Creative Collaboration in Amman
Jordan has one of the youngest populations in the world, with almost 75% of the population under 30, and almost half of that population living in a single city, Amman. What if these young people were empowered to make their cities sustainable, beautiful places to live?
This pilot project for My Mark: My City was created and led by Jordanian creative Zain Tarawneh. Zain noted that many young Jordanians “have strong doubts for what their futures hold”, and it was this tendency that we wanted to challenge. The project we designed engaged high school and university students with the issue of climate change, and aimed to galvanise and equip them to take action to tackle it.
Breaking Down Barriers
Zain wanted this programme to “break barriers and be unconventional, while taking a contextualised and localised approach to sustainability in Amman”. She gathered a range of experts from fields that would otherwise rarely meet: architecture, cultural heritage, film, visual art, design, and the culinary arts. Over three days, a series of workshops and activities helped convert the environmental interest of a group of young Jordanians into a practical understanding that would help them plan how to improve their city.
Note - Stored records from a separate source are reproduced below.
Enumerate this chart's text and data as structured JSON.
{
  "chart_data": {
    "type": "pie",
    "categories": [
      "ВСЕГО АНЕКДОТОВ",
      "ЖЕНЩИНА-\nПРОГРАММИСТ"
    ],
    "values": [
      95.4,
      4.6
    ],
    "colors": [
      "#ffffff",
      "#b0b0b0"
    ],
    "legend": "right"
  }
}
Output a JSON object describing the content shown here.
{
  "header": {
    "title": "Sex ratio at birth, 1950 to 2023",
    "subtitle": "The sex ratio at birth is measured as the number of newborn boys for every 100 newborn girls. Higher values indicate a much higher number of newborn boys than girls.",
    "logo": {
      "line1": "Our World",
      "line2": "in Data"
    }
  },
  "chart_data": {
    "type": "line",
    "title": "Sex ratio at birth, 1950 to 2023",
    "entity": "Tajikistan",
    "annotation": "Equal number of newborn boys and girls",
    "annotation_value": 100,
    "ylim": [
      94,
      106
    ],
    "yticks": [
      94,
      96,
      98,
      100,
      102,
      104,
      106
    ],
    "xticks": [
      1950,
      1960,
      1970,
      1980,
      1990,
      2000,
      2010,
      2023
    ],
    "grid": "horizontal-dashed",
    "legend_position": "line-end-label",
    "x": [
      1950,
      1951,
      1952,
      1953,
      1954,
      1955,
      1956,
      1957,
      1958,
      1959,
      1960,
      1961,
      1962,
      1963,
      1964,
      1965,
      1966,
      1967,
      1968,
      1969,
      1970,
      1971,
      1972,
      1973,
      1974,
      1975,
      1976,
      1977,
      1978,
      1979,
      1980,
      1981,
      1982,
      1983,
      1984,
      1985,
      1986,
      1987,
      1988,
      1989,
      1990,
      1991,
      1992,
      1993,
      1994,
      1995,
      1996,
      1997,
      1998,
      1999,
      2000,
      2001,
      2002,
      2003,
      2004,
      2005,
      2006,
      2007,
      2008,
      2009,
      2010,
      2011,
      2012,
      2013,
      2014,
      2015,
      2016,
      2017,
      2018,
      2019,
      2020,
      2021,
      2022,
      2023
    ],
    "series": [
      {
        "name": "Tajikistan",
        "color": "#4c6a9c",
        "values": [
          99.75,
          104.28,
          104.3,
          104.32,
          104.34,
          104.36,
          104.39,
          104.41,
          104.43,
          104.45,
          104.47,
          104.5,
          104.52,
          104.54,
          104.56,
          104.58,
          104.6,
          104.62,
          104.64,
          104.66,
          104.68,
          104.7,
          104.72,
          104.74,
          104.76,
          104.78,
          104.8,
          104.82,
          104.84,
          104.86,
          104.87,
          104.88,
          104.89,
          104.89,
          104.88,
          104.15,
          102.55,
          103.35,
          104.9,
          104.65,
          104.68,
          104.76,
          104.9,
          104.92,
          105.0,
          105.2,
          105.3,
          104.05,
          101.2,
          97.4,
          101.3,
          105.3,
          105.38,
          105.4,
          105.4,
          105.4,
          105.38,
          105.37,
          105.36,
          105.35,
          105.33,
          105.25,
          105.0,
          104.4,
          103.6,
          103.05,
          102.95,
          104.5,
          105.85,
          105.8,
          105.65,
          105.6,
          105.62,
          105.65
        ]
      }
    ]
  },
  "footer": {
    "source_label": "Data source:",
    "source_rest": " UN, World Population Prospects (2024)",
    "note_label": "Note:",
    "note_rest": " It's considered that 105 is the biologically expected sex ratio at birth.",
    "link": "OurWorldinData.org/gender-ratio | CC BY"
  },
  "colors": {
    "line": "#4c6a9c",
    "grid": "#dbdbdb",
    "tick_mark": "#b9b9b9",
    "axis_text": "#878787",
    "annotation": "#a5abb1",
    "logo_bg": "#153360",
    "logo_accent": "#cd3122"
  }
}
This inter-industry approach was initially hard for the students to see. As Rawand, an architecture student at Jordan University, noted, “on the first day, I didn't really get… how the environment was connected to museums, and to climate change, until I began learning from my peers about their fields and realised how everything can be connected. It’s time to think about climate change creatively and imaginatively”.
The students travelled to different communities across Amman, learning how contrasting disciplines might be applied to sustainable city design. Through conversation and creative practice, they imagined how they could play a role in transforming their city – from storytelling and place-making initiatives to sustainable business. With Jordanian filmmakers at Sira films, students learnt about how to make short films and storytelling from behind the camera; with computer game designers at Maysalward they learnt how to use storytelling and gamification to drive engagement; with architectural research studio Studio X Amman, the students learnt about water urbanism; and with cultural non-profit Turquoise Mountain, they learnt how Jordanian cultural heritage can inform and drive contemporary sustainable approaches. The workshops took place at creative community centres Manara Arts and Culture and Urdon Shop.
Turning Ideas Into Reality
At the end of the three days, the students “pitched” their ideas for how they could make Amman more sustainable to a panel of judges. Museum for the United Nations – UN Live is now supporting the winning students over three months as they attempt to make their ideas a reality. One of the first projects is a sustainable roof garden in Amman, created and looked after by the students.
For Zain, the project was all about breaking down barriers “one conversation at a time”. The programme paired people across different universities, industries, areas, and generations, and asked them to collaborate on solutions to shared problems.
While the project was only designed for small numbers of students, other schools and universities in Jordan are already asking for the programme to be replicated. Imagine the impact if it could be scaled across the whole of the country.